I also carry home patients that I "fall in love" with. I have a soft spot for the elderly and the odd. I also hold on to feelings for patients I cared for over a long period of time.

There was a guy who had osteomyelitis and I cared for him for a month before he was transferred to hospice, where he passed about a week later. I will NEVER forget him and I feel guilty to this day because I didn't go see him in hospice. I was afraid to cross the boundary between nurse and friend, although I'm pretty sure I crossed it before he left.

There are some things that will stick with you, no matter what. That is perfectly OK.

What helps me is developing a bit of emotional detachment. It's hard to explain. I keep a thin barrier between me and my patients so that I am not too involved to be objective in their care, because they NEED a nurse.

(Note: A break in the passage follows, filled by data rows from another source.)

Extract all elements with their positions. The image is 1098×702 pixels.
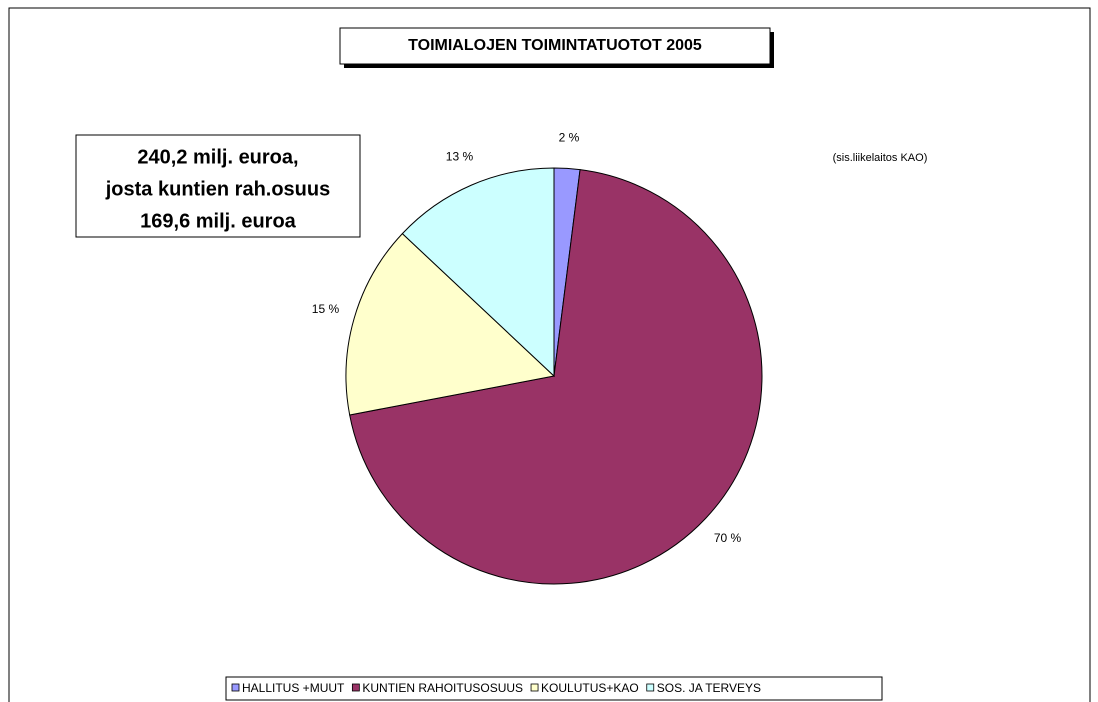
legend-label: KOULUTUS+KAO <box>541 681 639 695</box>
annotation: 240,2 milj. euroa, <box>137 146 298 168</box>
pie-slice <box>401 167 555 378</box>
legend-box <box>225 676 883 701</box>
pie-slice <box>345 232 556 416</box>
title-box <box>339 27 771 65</box>
legend-label: HALLITUS +MUUT <box>242 681 345 695</box>
pie-slice <box>349 169 763 585</box>
annotation-box <box>75 134 361 238</box>
legend-swatch <box>351 683 360 692</box>
data-label: 13 % <box>446 150 474 164</box>
data-label: 2 % <box>559 131 580 145</box>
annotation: (sis.liikelaitos KAO) <box>833 152 928 164</box>
chart-title: TOIMIALOJEN TOIMINTATUOTOT 2005 <box>408 37 702 54</box>
data-label: 15 % <box>312 302 340 316</box>
legend-label: SOS. JA TERVEYS <box>657 681 761 695</box>
annotation: 169,6 milj. euroa <box>140 210 297 232</box>
data-label: 70 % <box>714 531 742 545</box>
legend-swatch <box>646 683 655 692</box>
legend-label: KUNTIEN RAHOITUSOSUUS <box>362 681 523 695</box>
legend-swatch <box>530 683 539 692</box>
annotation: josta kuntien rah.osuus <box>105 178 330 200</box>
legend-swatch <box>231 683 240 692</box>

The level of involvement that you stated in your original post is perfectly appropriate. I think where you are going wrong is in the assumption that you HAVE to leave it at work. There are some situations and some people that will mean more to you than others, and that is OK.

Just remember to keep your professional boundaries intact as much as you can.

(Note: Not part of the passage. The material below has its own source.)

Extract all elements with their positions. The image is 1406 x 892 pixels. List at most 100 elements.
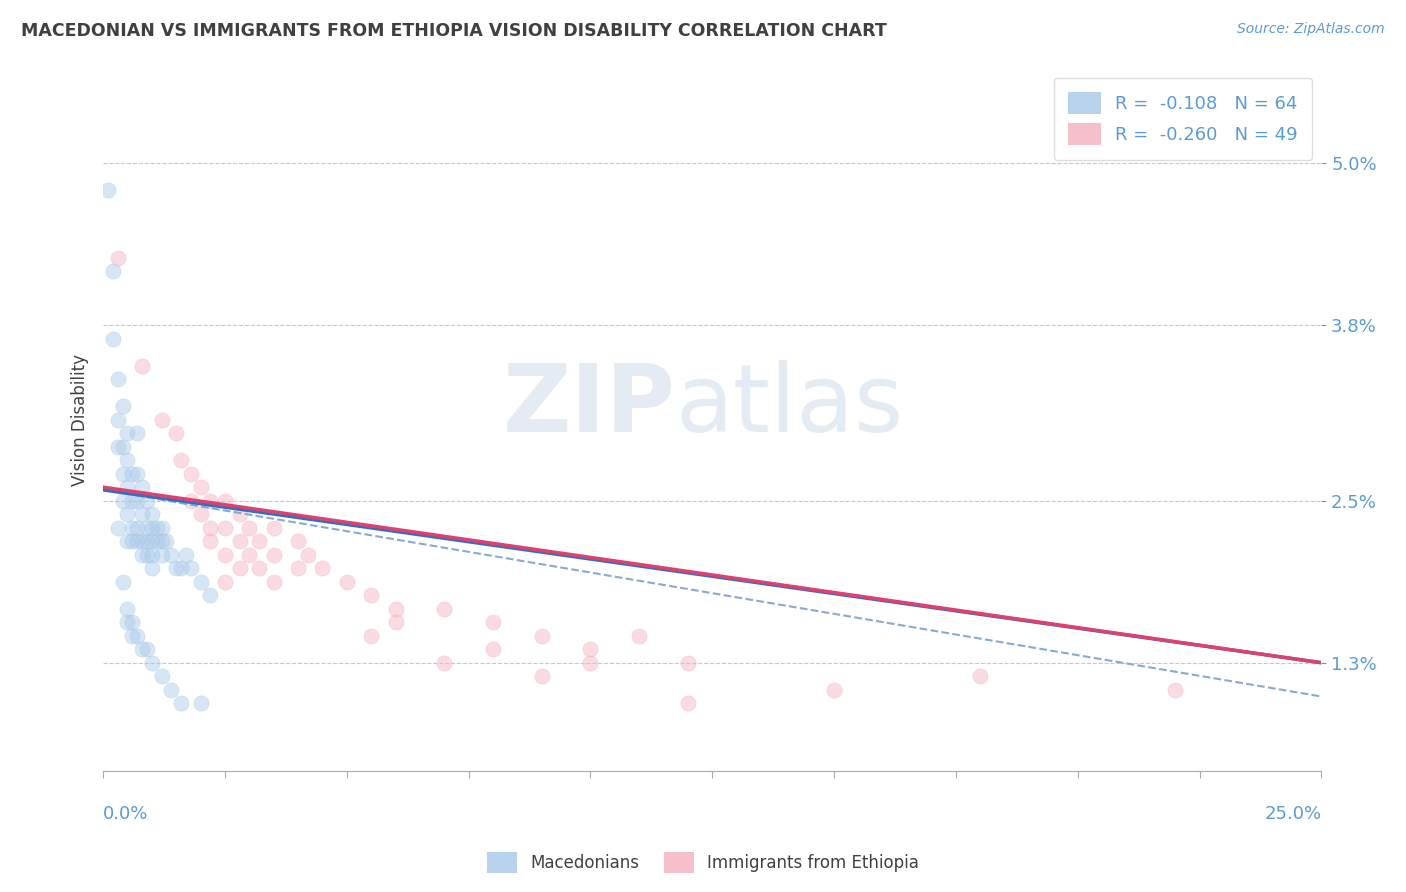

I find that when I am getting too close to a patient or too caught up in a situation, I can usually step back if I focus on the patient's needs, rather than my own feelings.

I hope my thoughts help you clarify your own.

I, too, have a commute of 35-45 minutes so it really helps to have that time to do a mind dump. I love to listen to podcasts and will listen to something interesting on my way home that occupies my mind and shifts it off of work. I love Radio Lab, This American Life, The Moth, Note to Self and Answer Me This to name a few.

If my commute hasn't cleared my mind, my sweet husband gets an earful when I've had a bad day. Not leaving it at work, I know, but it does help me quickly get it over it. The man's a saint :-)

I also talk to my sister who is a fellow nurse. I'll call her on my way home and vent.

It's hard to do. There is still one pt. I connected w/ when I did home hospice that I will absolutely never forget. I pray there is a heaven and that I will see him there one day.

"Just a job" and "leave work at work" is just a reality of the current "western" Nursing. Back home, just 15-20 years ago, it was Ok (and in smaller communities is still Ok) if a Nurse/Doctor checked on their former patients (usually with a phonecall). It was apreciated by families and wasn't perceived as creepy in any way.

What I'm trying to say is that while this sort of behaviour is not supported by our regulatory bodies (for obvious reasons), there is nothing wrong with feeling this way, as long as we don't act on it.

Specializes in Orthopedics, Med-Surg.

Why? I suspect his competence is much greater than yours. The fact that you keep dodging around the question of your experience tells us you have little. If you did, you'd know his attitude is developed over a lot of years and a lot of patients. You could learn something from him, if you weren't so horrified by what I see as a basic truth of nursing.